Fête du 1er mai 2008 : des conditions de travail à améliorer dans les organismes communautaires autonomes

28 Avril 2008 -
Les organismes communautaires autonomes sont nés de la mobilisation de citoyenNEs rassembléEs afin d’améliorer leurs conditions de vie ou celles de leur communauté. Bien que l’accomplissement de leur mission repose sur une importante implication bénévole (125 000 personnes offrant 18 millions d’heures par an), de nombreux salariés (50 000) sont aussi nécessaires.

La complexité des problématiques abordées amena le développement d’expertise et de pratiques qui sont maintenant enseignées dans les collèges et universités.

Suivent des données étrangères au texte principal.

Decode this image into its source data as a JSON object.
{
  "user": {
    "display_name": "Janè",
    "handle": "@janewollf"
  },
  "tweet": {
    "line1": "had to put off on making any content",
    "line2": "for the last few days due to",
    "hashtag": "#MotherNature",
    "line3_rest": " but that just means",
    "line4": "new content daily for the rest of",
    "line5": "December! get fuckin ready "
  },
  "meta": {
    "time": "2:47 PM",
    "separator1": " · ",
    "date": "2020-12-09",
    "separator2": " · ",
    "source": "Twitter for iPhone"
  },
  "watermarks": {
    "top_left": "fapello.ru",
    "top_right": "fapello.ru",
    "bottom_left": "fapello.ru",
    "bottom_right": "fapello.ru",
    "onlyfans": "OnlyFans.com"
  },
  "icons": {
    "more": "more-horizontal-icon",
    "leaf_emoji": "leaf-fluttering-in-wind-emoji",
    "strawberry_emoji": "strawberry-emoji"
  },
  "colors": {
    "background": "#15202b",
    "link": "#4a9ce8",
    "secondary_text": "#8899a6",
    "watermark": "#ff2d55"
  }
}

Ainsi, nous retrouvons aujourd’hui dans les organismes communautaires des personnes ayant des formations collégiales et universitaires. Pourtant, leurs conditions de travail sont loin d’être équivalentes à celles des secteurs comparables.

Selon une enquête sur les conditions de travail dans les organismes communautaires autonomes du Québec tenue en 2005 par le Centre de formation populaire et Relais-Femmes, 39% des travailleuses et des travailleurs communautaires ont une formation collégiale et 31 pour ont une formation universitaire. Les postes sont occupés à 80% par des femmes et 20% par des hommes. Le salaire moyen est de 13$/heure. Bien que les 2/3 des postes sont de nature permanente, dans la plupart des cas, le maximum que les organismes peuvent offrir se sont les normes minimales du travail. Notons aussi qu’en raison d’une part importante de financement par projet en fonction de période déterminée, les travailleuses et travailleurs salariés vivent souvent des situations de précarité. Enfin, 35,5% possèdent des assurances collectives et moins de 1% possèdent un régime de retraite.

Des démarches ont été entreprises par la Table nationale des corporations de développement communautaire (TNCDC), Relais-Femmes et le Centre de formation populaire en collaboration avec Centraide du Grand Montréal et le Secrétariat à l’action communautaire autonome et aux initiatives sociales afin de doter les organismes de plan d’assurances collectives et d’un régime de retraite. Le groupe d’assurances collectives, coordonnées par la TNCDC, est présentement en place et le régime de retraite démarrera le 1er octobre. Cependant, ces couvertures sociales sont payées par les organismes et leurs employés. Ainsi, les organismes communautaires autonomes se sont donné les moyens d’améliorer la sécurité de leurs travailleuses et travailleurs, mais cela vient amoindrir les salaires des employés et les capacités des organismes à organiser des activités.

Le gouvernement québécois peut nous appuyer en augmentant les montants accordés au soutien aux organismes communautaires autonomes. Ce qui permettrait de répondre aux besoins de la main-d’œuvre sans risquer une diminution des activités.